I have the arrays and variables declared already. The types that you see are called EEmcParticleCandidate and that's a type that reads from a tree of information, and I have a whole set of classes and headers that tell that how to behave.
Thanks.
Bool_t used[2];
if (num[0]==2 && num[1]==2) {
TIter photonIterIU(mPhotonArray[0]);
while(IU_photon=(EEmcParticleCandidate_t*)photonIterIU.Next()){
if (IU_photon->E > thresh2) {
distMin=1000.0;
index = 0;
IU_PhotonArray[index] = IU_photon;
TIter photonIterTSP(mPhotonArray[1]);
while(TSP_photon=(EEmcParticleCandidate_t*)photonIterTSP.Next()) {
if (TSP_photon->E > thresh2) {
Float_t Xpos_IU = IU_photon->position.fX;
Float_t Ypos_IU = IU_photon->position.fY;
Float_t Xpos_TSP = TSP_photon->position.fX;
Float_t Ypos_TSP = TSP_photon->position.fY;
distance_1 = find distance //formula didnt fit here //
if (distance_1 < distMin){
distMin = distance_1;;
for (Int_t i=0;i<2;i++){
used[i] = false;
} //for
used[index] = true;
TSP_PhotonArray[index] = TSP_photon;
index++;
} //if
} //if thresh
} // while TSP
} //if thresh
} // while IU
Thats all I have at the moment... work in progress, I realize all of the braces aren't closed. This is just a simple logic question.

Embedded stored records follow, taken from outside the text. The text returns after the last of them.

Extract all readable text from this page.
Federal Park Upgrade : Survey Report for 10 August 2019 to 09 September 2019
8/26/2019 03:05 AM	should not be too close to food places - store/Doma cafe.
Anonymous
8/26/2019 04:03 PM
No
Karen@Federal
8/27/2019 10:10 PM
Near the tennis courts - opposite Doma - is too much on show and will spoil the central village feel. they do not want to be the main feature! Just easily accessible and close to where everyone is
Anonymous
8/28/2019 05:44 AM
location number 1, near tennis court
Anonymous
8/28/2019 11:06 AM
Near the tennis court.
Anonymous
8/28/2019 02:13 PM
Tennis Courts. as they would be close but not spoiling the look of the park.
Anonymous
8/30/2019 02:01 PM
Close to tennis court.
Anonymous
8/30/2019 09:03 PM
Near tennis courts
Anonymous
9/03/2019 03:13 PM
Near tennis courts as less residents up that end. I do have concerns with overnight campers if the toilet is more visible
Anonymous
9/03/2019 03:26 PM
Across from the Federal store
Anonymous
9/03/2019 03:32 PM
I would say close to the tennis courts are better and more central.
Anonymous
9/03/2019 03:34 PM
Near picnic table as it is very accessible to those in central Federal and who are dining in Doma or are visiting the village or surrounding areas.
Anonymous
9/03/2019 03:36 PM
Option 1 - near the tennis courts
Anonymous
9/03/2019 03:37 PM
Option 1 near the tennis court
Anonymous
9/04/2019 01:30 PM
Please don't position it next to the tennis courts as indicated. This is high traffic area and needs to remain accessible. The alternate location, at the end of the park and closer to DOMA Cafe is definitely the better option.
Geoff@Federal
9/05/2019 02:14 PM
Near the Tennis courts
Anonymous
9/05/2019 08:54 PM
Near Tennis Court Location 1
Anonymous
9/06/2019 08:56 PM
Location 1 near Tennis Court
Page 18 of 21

This may take a few iterations.
As a particle physicist, you should understand the importance of breaking things down into their component parts. Let's start with iterating over all TSP photons. It looks as if the relevant code is here:
TIter photonIterTSP(mPhotonArray[1]);
while(TSP_photon=(EEmcParticleCandidate_t*)photonIterTSP.Next()) {
...
if(a certain condition is met)
TSP_PhotonArray[index] = TSP_photon;
}
So TSP_photon is a pointer, you will be copying it into the array TSP_PhotonArray (if the energy of the photon exceeds a fixed threshold), and you go to a lot of trouble keeping track of which pointers have already been so copied. There is a better way, but for now let's just consider the problem of finding the best match:
distMin=1000.0;
while(TSP_photon= ... ) {
distance_1 = compute_distance_somehow();
if (distance_1 < distMin) {
distMin = distance_1;
TSP_PhotonArray[index] = TSP_photon; // <-- BAD
index++; // <-- VERY BAD
}
}
This is wrong. Suppose you find a TSP_photon with the smallest distance yet seen. You haven't yet checked all TSP photons, so this might not be the best, but you store the pointer anyway, and increment the index. Then if you find another match that's even better, you'll store that one too. Conceptually, it should be something like this:
distMin=1000.0;
best_photon_yet = NULL;
while(TSP_photon= ... ) {
distance_1 = compute_distance_somehow();
if (distance_1 < distMin) {
distMin = distance_1;
best_pointer_yet = TSP_photon;
}
}
// We've now finished searching the whole list of TSP photons.
TSP_PhotonArray[index] = best_photon_yet;
index++;
Post a comment to this answer, telling me if this makes sense; if so, we can proceed, if not, I'll try to clarify.